Chrozophora-Tinctoria

But where does this blue come from? It’s important for religious Jews to be vigilant with biblical commandments, so to find the original source of blue is important to them. The Talmud names the source as a sea creature called the hillazon which many believe to be a sea snail known as the Murex trunculus.  But, while there is broad consensus for this identification, its acceptance in practice is not universal.

Europeans, also loved blue and artisans used it widely as a color in medieval times. One that came in favor was a blue called turnsole or folium, and as part of a research project researchers from Spain took ancient instructions on how to do it. They found the plant in a nearby village, collected the berries and went step by step to recreate it.

folium blue

The researchers from Portugal reported their findings which included analysing the structure of the dye using modern equipment. It’s probably more complicated to make than sourdough bread. But I wonder, is the ancient blue used back then in watercolor dye any clue to the ancient blue used by Jews?

Published in Science Advances, the group has identified the molecular structure of the dye by following ancient preparatory techniques.

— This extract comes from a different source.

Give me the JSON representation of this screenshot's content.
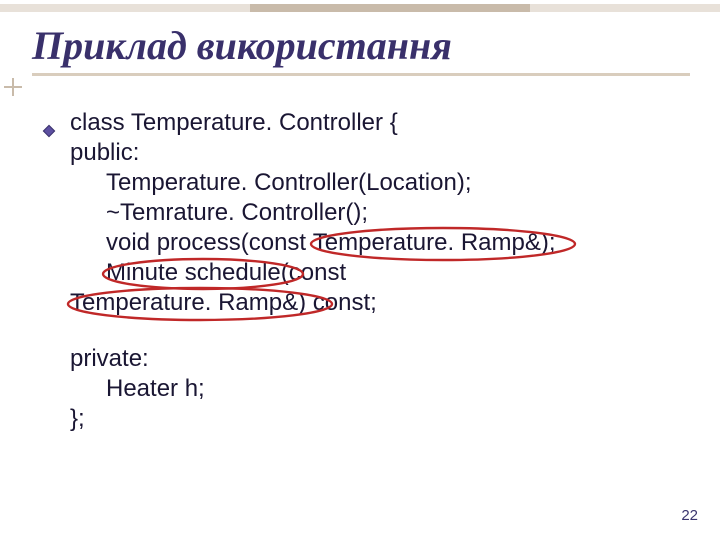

About 1000 years ago during Medieval times in Europe, a special blue was used called folium or turnsole to color paintings and illustrations. For a few hundred years, dye makers went into great detail to explain how this blue was made. The old books say the blue was made from the berries of the Chrozophora tinctorial plant—which is a small, grayish-green wild herb that grows in Europe.

Botanists on the team from Nova University scoured the countryside nearby and found the plant growing along the road in a town called Monsaraz in Portugal. The team then followed all the instructions from the ancient dye makers on how best to collect the berries and when.

They learned how to extract the pigment from the berries and then how to treat and purify it. They then soaked a small piece of cloth with the dye of the berries and when they needed to use the dye would take a small snip of the cloth, and added water to release the blue.

Folium ancient dye

Watercolors of folium preserved on fabric squares. Credit: Paula Nabais/NOVA University

They then applied modern testing techniques to identify what it was made from and found it came from a hermidin alkaloid which they named chrozophoridin. If they know more about this dye, the researchers say they can be better equipped to preserve medieval work that uses folium.

A perfect forgery?

And what about this dye being connected to the biblical blue?  I contacted Mois Navon from the Ptil Tekhelet, an organization that manufactures blue dye from the Murex trunculus to make the biblical fringes, and he explained that the Talmud actually discusses a perfect forgery dye made from a plant called “kela ilan”.  This plant is known by its latin name Indgoferra tinctorial. 

The Talmud goes on, Navon explains, to forbid any blue dye not sourced in the hillazon.  So while plants have been a wonderful source of blue in ancient times, they have never been accepted for ritual use.